I'm not sure I follow what you mean here. Are you referring to the case where resumeData is not an NSData?

> What are we losing today, and what will make resuming fail in the future?

I'm not aware of any cases where the resumeData will be non-nil, non-NSData (if that's what you mean by what we're "losing"). Though the type check a bit paranoid, I don't necessarily object to it since we're working with an untyped dictionary.

> We should at least assert that resumeData is one of the types known today.

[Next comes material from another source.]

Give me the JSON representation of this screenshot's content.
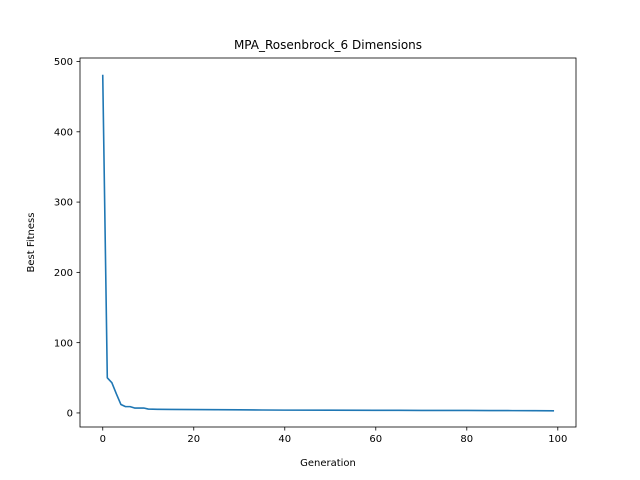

Sure. I could add an ASSERT(!resumeData || [resumeData isKindOfClass:[NSData class]]) in this method, if that's what you mean.
Comment 8 David Quesada 2019-05-30 10:49:34 PDT
Created attachment 370955 [details]
Patch for landing
Comment 9 Alexey Proskuryakov 2019-05-30 10:51:26 PDT
Yes. Please consider adding release log too, so that we have a chance of knowing what's causing a problem with resuming in release builds too.
Comment 10 David Quesada 2019-05-30 11:35:54 PDT
Created attachment 370960 [details]
Patch for landing, v2

Added a release log message if the resume data is an unexpected class.
Comment 11 WebKit Commit Bot 2019-05-30 12:53:03 PDT
Comment on attachment 370960 [details]
Patch for landing, v2

Clearing flags on attachment: 370960

Committed r245901: <https://trac.webkit.org/changeset/245901>
Comment 12 WebKit Commit Bot 2019-05-30 12:53:05 PDT
All reviewed patches have been landed.  Closing bug.